Her arrival was met with hostility by Newfoundland sealers and by the Canadian government, yet despite harassment and ugly threats she rode in my helicopter far offshore to meet the seals.
She was fearless. We flew through blizzard conditions with very poor visibility to over a hundred miles off the coast.
Upon arrival in the midst of thousands of seals, she posed cheek to cheek with a baby seal for photos that circulated around the globe and brought the issue of the slaughter of the seal pups to a global audience.
For the two previous years, we had worked to get media attention to this atrocity on the Eastern Canadian icefloes. The media had ignored us.
That all changed with the arrival of Brigitte Bardot.
The baby seals now had a guardian angel. Bardot and the baby seal appeared on the cover of magazines around the globe.
By 1984, the slaughter of newborn whitecoats was abolished and the market for whitecoat seal products ended.
The genesis of this achievement was Brigitte Bardot’s courageous invasion of the ice floes in defense of le petite bebe phoques.
The killing continued with the government allowing the slaughter of seals after they have shed their whitecoats. The lack of a sizeable market was met with Canadian government subsidies and although the quotas were raised, the kill numbers dropped due to lack of demand. In 2008, the market for seal pelts was once again struck a blow with a complete ban on seal products by the European Parliament.
In 2011, the government in a spiteful move set a new quota at 400,000 seals a year.
Over the last six years, the 400,000 number has never been reached. In fact, the total number of seals killed in all six years since 2011 is about 350,000.
There is no doubt that what Brigitte Bardot did in 1977 has saved the lives of millions of seals, an achievement that animal lovers around the world applaud and recognize her for.
So this year I wanted to honor her by sending an all female team to the ice floes to meet the baby seals.
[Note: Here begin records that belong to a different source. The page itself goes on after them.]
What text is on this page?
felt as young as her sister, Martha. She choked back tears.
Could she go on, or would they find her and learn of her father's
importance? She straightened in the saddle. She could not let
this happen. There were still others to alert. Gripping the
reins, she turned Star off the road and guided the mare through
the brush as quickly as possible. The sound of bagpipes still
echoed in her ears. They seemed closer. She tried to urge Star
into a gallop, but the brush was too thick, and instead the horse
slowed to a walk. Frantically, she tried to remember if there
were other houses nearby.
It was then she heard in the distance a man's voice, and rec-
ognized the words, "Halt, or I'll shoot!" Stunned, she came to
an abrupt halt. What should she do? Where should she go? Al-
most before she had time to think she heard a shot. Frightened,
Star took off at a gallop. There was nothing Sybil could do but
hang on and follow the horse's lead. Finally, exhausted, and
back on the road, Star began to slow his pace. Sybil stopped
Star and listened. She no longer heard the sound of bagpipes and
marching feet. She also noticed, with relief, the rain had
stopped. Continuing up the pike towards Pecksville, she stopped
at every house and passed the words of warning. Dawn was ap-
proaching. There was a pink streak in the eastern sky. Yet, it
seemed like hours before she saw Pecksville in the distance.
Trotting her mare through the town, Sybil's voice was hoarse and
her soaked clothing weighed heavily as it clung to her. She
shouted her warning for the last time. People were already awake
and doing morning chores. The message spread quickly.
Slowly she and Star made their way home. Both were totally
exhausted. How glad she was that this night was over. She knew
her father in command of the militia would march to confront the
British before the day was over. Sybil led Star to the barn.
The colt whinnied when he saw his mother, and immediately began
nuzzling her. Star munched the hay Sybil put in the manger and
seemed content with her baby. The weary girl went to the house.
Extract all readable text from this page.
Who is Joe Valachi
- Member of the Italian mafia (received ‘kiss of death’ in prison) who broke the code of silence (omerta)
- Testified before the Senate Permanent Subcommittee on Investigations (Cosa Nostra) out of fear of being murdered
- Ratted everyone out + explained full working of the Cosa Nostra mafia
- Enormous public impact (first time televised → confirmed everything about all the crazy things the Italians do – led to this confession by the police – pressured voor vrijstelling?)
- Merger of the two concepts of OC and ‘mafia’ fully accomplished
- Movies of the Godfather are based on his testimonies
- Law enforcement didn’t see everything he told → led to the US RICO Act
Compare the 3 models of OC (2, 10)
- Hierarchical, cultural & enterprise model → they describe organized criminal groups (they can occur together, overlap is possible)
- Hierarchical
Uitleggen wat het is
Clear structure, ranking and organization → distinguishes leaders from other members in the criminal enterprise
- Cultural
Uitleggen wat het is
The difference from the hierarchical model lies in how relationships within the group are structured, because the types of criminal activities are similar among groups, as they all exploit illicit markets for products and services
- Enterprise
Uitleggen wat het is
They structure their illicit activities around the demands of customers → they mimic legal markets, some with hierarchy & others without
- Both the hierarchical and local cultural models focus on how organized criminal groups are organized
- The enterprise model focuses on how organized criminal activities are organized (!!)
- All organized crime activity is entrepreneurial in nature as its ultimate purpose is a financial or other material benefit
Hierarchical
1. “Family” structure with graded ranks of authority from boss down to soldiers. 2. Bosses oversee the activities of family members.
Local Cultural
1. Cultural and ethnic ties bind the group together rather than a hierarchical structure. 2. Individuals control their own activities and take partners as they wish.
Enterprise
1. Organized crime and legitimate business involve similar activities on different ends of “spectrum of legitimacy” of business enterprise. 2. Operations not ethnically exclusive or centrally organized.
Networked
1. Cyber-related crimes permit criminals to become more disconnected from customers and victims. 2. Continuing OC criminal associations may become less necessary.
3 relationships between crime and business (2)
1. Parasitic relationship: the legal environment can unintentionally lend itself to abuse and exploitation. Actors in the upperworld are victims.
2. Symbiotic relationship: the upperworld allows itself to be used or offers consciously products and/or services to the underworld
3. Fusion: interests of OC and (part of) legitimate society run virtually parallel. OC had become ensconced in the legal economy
I chose Sea Shepherd Toronto Director Brigitte Breau to be the team leader. It was her job to organize the logistics. The rest of the crew consisted of my wife Yana Watson, Canadian Animal Rights lawyer Camille Labchuk, Clementine Pallanca from Monaco and Hollywood movie star Michelle Rodriguez. In addition we had two helicopter pilots and Omar Todd to handle I.T. back at the base in Charlottetown.
Along with them were videographers Canadian Marketa Schusterova, Jasmine Lord from Australia and French photographer Bernard Sidler.
It was a simple mission. Take two helicopters, fly to the seals on the ice and take some pictures with some baby seals. An easy mission or so we thought.
A few days before their arrival, the team received a shock when they viewed Satellite images of the Gulf of St. Lawrence. What they saw, we had never seen before.